С другой – замена пушкинских эпитетов на «безумный» и «неземной» порождает эффект, который сам Пригов определяет как лермонтизация:
…будучи в полнейшей уверенности, что никто не подвигнется на прочтение хотя бы малой страницы этого текста, должен заранее отметить одну особенность этого издания – оно, вернее, он, текст то есть, как я люблю это теперь называть, он лермонтизирован. То есть он как бы прочитан глазами последующей (естественно, последующей после Пушкина) превалирующей романтической традиции (в смысле, Чайковского).
По интерпретации М. Ямпольского:
Пригова интересует механизм автоматизированной генерации текста, где вместо эпитетов чисто механически подставляется одно из двух выбранных им слов.

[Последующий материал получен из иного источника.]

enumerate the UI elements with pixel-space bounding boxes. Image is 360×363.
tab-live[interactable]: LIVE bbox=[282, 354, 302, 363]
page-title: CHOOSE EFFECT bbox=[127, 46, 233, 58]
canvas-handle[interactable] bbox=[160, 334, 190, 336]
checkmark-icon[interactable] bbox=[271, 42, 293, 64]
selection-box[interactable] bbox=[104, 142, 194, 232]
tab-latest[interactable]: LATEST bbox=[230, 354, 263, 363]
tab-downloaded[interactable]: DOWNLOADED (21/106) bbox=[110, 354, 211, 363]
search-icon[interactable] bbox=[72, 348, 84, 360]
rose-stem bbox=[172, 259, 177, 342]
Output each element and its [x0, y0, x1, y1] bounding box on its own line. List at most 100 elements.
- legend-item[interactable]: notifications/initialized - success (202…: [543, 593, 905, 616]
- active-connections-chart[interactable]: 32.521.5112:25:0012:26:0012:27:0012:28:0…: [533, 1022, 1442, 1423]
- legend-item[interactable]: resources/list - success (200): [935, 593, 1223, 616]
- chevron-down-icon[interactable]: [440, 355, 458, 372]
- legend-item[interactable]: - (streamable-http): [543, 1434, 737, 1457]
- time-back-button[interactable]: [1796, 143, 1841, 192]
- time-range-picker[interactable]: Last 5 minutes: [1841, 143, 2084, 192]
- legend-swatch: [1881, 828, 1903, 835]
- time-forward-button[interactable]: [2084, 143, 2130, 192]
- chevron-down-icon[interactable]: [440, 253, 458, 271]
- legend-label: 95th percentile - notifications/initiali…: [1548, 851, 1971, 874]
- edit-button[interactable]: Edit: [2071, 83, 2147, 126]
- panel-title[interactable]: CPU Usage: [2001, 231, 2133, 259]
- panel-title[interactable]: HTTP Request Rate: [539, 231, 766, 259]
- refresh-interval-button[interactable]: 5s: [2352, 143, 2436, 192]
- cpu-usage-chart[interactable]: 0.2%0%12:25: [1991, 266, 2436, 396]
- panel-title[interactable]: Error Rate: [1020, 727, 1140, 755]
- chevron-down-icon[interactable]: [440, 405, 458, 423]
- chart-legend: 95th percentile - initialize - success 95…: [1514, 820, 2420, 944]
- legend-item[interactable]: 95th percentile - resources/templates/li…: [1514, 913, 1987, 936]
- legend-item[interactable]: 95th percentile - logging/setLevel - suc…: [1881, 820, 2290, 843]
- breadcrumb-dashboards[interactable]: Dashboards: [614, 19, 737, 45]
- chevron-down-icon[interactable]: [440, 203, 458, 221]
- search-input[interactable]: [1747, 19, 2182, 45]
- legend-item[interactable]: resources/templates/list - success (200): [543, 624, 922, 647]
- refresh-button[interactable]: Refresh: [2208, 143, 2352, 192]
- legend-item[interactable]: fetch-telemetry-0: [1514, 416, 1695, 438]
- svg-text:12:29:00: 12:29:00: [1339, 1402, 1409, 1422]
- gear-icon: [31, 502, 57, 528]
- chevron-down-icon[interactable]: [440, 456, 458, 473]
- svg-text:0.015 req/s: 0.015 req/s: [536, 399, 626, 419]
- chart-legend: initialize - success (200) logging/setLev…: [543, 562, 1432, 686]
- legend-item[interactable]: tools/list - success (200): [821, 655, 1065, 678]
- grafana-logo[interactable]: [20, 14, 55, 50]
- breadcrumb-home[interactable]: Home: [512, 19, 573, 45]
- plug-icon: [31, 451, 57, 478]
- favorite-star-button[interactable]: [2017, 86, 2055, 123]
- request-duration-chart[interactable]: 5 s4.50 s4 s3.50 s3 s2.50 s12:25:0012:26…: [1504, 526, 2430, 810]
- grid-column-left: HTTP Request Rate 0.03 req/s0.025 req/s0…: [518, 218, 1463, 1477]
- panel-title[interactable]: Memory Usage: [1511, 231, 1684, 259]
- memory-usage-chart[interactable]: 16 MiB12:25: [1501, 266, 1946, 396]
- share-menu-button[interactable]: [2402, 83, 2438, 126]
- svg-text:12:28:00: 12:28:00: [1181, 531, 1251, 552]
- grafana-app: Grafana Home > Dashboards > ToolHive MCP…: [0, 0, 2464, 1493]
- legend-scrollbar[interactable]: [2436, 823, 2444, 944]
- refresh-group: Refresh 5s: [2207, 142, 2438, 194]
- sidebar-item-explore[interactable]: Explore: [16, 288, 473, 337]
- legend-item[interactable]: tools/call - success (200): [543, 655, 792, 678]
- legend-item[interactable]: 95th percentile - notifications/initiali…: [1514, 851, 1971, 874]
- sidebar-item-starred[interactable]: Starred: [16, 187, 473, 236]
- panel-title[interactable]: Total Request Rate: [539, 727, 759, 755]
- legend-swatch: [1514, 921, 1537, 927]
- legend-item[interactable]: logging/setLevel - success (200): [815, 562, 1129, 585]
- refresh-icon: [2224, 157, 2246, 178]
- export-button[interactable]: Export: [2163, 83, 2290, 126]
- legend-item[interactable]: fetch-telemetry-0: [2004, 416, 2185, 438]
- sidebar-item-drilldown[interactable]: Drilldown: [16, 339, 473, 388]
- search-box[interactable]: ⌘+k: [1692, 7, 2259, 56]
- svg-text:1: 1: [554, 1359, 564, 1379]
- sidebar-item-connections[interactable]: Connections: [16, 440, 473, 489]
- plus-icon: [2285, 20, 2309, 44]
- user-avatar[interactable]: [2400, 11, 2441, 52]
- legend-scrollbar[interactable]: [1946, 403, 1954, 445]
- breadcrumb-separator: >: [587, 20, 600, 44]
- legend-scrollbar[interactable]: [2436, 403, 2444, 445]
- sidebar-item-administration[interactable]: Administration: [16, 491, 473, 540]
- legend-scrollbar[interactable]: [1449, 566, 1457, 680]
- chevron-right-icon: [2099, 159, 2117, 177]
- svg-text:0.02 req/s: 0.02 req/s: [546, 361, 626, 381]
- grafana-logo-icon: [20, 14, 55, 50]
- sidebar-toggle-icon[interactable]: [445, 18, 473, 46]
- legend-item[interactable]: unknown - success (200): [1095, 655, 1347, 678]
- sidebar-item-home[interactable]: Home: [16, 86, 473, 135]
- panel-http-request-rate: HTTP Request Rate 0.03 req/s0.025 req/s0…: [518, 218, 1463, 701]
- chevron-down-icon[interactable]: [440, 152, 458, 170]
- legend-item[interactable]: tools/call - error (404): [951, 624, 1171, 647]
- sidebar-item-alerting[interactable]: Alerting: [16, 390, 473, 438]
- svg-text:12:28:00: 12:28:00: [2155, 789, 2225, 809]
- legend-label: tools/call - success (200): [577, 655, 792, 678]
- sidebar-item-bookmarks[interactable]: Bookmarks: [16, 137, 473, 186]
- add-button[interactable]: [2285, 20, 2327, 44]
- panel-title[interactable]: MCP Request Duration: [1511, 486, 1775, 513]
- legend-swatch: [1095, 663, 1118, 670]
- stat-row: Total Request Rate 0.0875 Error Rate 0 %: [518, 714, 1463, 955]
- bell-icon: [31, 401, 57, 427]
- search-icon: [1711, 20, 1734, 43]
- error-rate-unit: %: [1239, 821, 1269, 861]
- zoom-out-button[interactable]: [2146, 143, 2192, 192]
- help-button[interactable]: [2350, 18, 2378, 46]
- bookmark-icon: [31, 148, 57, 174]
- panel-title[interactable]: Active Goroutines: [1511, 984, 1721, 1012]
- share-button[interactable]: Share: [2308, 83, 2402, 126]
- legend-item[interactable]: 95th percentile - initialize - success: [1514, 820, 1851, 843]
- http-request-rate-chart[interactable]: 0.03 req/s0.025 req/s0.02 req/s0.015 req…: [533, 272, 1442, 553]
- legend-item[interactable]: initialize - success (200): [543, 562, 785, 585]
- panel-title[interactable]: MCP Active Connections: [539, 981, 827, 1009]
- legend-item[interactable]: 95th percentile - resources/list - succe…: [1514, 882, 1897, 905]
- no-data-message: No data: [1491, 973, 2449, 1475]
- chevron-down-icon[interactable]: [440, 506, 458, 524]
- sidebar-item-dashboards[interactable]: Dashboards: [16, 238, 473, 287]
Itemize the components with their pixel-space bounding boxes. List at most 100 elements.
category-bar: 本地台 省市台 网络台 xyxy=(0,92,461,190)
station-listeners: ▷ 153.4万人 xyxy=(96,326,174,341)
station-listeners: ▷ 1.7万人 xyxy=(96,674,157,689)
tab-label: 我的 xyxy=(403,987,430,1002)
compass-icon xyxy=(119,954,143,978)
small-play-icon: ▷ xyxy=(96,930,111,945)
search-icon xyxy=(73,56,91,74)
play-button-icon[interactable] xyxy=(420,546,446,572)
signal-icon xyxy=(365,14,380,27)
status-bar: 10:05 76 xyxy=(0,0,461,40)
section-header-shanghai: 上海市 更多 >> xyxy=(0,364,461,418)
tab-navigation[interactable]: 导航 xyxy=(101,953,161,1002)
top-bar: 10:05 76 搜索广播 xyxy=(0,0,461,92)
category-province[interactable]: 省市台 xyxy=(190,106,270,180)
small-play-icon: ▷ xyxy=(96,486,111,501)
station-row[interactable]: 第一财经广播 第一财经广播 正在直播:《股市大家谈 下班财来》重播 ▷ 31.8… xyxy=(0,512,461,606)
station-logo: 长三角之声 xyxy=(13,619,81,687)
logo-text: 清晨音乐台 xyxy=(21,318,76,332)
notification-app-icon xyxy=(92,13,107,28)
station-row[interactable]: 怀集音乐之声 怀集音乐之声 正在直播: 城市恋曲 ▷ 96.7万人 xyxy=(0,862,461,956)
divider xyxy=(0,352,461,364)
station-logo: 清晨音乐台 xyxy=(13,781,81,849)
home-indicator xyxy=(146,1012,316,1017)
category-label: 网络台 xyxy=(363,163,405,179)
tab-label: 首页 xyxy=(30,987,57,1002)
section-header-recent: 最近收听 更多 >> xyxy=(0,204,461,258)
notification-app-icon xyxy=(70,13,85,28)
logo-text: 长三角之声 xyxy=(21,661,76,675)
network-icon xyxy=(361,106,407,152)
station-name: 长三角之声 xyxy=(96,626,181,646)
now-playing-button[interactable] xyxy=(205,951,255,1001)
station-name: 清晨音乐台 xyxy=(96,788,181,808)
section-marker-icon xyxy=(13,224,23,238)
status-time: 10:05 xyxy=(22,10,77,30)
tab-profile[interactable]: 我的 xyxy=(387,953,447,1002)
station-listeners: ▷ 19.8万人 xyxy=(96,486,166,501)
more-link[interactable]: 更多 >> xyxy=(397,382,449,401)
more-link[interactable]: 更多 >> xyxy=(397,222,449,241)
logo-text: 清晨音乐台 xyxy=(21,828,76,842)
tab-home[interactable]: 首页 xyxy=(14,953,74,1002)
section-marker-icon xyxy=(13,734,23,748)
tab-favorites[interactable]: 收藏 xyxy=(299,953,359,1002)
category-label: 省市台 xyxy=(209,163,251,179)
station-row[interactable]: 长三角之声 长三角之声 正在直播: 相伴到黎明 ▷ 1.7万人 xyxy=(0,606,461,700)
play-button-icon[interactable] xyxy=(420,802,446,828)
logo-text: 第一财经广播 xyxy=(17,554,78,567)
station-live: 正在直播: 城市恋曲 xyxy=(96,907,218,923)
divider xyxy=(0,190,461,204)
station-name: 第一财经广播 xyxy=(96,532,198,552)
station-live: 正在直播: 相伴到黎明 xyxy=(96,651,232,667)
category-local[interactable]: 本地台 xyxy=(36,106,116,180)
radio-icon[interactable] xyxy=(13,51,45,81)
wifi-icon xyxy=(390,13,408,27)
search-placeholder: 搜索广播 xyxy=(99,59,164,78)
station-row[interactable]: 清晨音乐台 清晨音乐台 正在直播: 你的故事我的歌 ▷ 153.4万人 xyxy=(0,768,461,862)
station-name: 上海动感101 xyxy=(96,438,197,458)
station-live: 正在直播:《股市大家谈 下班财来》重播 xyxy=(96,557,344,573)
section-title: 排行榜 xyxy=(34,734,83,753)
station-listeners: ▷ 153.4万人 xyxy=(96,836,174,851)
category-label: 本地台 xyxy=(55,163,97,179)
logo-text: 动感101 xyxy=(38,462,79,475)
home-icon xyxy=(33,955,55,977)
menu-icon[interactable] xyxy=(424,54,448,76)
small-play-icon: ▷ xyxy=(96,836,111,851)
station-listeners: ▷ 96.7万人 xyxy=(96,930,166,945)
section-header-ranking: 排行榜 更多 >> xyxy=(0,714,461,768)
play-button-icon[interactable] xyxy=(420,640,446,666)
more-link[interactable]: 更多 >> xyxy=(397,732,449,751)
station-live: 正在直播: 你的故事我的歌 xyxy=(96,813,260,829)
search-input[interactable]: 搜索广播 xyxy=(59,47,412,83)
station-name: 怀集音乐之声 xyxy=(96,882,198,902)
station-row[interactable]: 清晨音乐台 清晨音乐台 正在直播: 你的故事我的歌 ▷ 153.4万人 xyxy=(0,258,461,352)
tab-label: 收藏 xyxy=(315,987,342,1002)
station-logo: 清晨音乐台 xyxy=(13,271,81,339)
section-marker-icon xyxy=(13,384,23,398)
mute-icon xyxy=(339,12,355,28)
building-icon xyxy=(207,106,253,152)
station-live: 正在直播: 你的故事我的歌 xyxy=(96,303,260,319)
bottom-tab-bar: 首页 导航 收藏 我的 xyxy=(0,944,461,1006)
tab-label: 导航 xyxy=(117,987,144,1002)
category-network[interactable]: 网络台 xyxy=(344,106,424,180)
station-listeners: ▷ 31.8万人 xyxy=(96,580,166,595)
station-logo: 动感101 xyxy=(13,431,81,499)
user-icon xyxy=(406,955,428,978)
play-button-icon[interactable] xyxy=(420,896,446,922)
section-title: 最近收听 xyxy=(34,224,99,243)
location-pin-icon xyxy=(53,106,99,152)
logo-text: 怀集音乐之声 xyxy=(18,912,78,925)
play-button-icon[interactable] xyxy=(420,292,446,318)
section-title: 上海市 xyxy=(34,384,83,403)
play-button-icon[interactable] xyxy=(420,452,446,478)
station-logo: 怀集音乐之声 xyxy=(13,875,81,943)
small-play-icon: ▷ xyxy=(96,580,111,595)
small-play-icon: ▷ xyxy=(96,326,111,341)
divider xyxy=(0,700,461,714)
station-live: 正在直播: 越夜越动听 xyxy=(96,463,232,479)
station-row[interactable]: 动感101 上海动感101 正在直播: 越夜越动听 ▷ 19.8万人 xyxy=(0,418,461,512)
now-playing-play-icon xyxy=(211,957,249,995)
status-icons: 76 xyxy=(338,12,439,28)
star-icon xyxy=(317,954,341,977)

Любопытно при этом, что эта бессмысленная, чисто механическая операция, по его мнению, должна вызывать в сознании читателя идею наивной искренности и восторга. Восторг – важное тут понятие. Это сильный аффект, но будучи аффектом, в системе Пригова, восторг приводит к абсолютной десемантизации своего выражения. Чем более выражен аффект, тем менее он содержателен. […]. В онегинском эксперименте Пригов, таким образом, касается глубинных механизмов творчества, в которых эмоции, аффекту отводится важное место 3 .
3
Ямпольский М.Б.. Пригов: Очерки художественного номинализма. М.: НЛО, 2016, с. 159.